So I apologize in advance to the Nutanix Support team. The beauty of Nutanix with its Google like file system, NDFS(Nutanix Distributed File System) is the ease of use with performance. A distributed architecture that scales and massive parallelism at 25,000 IOPS a block is a lot to handle but some people are just plain greedy. If you see the work that Jim Moyle has done with Windows 7, you realize a Win 7 desktop will eat as many IOPS it can get it’s hands on.
Nutanix has a setting called Replication factor(RF). Replication factor controls the number of copies of data within a container. These copies exist for fault tolerance: if a physical disk fails, the cluster can recover data from another copy cleanly. The cluster manages the replicated data, and the copies are not visible to the user. The Replication factor cannot be changed from the GUI, it’s defaulted to 2. If you want to change this setting you need to do it from Nutanix Command Line interface(NCLI). You’re able to get the NCLI as a download from the management console. I am not sure of the command yet but when I do I will add it to my resource section of this blog.

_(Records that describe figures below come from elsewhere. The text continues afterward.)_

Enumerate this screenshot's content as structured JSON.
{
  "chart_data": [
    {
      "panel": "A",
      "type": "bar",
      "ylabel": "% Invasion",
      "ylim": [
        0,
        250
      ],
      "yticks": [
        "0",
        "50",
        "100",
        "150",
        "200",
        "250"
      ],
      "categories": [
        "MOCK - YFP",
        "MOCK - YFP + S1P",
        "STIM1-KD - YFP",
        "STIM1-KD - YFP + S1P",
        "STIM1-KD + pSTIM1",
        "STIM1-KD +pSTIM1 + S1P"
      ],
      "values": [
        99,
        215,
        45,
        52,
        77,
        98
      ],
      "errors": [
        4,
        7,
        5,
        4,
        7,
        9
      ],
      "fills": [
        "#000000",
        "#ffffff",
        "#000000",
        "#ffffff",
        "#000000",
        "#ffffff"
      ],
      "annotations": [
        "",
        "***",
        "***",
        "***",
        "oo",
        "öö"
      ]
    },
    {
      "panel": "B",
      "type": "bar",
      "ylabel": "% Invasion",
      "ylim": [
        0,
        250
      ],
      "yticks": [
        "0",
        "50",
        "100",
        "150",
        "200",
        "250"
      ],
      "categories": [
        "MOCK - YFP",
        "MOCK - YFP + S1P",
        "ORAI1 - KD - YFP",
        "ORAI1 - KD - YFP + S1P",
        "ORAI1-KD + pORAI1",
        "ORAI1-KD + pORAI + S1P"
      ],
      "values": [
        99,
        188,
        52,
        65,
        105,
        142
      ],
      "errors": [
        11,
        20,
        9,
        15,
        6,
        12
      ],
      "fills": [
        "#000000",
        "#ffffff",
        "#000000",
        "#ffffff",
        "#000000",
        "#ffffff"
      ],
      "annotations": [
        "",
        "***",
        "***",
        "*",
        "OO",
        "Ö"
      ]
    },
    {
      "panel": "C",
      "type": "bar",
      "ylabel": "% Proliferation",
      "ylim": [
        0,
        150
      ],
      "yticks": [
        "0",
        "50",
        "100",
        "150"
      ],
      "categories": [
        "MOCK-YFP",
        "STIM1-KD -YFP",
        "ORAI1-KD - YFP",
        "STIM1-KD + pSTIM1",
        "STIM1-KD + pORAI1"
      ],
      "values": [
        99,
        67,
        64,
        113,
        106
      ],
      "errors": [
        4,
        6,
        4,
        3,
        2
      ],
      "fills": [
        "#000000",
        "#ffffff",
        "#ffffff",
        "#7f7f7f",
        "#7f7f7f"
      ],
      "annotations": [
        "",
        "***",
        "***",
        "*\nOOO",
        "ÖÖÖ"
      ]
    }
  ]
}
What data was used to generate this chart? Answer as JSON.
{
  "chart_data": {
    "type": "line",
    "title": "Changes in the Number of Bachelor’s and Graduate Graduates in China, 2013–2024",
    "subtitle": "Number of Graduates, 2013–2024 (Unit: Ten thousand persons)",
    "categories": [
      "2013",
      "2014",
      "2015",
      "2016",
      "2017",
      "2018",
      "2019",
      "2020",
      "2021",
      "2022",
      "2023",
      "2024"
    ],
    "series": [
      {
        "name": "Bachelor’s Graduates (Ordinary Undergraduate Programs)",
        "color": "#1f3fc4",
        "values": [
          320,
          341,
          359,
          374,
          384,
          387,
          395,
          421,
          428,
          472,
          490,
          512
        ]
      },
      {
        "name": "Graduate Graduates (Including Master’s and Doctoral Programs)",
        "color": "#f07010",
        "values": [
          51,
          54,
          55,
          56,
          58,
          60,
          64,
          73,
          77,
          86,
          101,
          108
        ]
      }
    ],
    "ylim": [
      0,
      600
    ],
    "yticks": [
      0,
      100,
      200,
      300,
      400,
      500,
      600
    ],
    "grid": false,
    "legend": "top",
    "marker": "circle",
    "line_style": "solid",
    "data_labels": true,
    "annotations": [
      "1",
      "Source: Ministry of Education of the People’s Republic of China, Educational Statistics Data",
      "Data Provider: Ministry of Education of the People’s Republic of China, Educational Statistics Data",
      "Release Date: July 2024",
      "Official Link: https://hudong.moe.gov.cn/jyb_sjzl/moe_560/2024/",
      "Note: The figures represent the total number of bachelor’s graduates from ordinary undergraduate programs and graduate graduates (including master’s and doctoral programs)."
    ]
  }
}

Changing this setting should be done with extreme caution as your DBA’s would freak as would I if I didn’t have it set to 2. Other workloads like temp space, swap and linked clones for VDI can be a great use case. Your VDI pools should be sized so they aren’t taking three hours to do a recompose task and I would say the vast majority of VDI uses cases could live within the SLA. HPC software usually has some from working directory that is just used for running a job that would benefit. If your HPC environment is responsible translating decisions into money, the risk is well worth the reward.
Look for more on this topic in the future.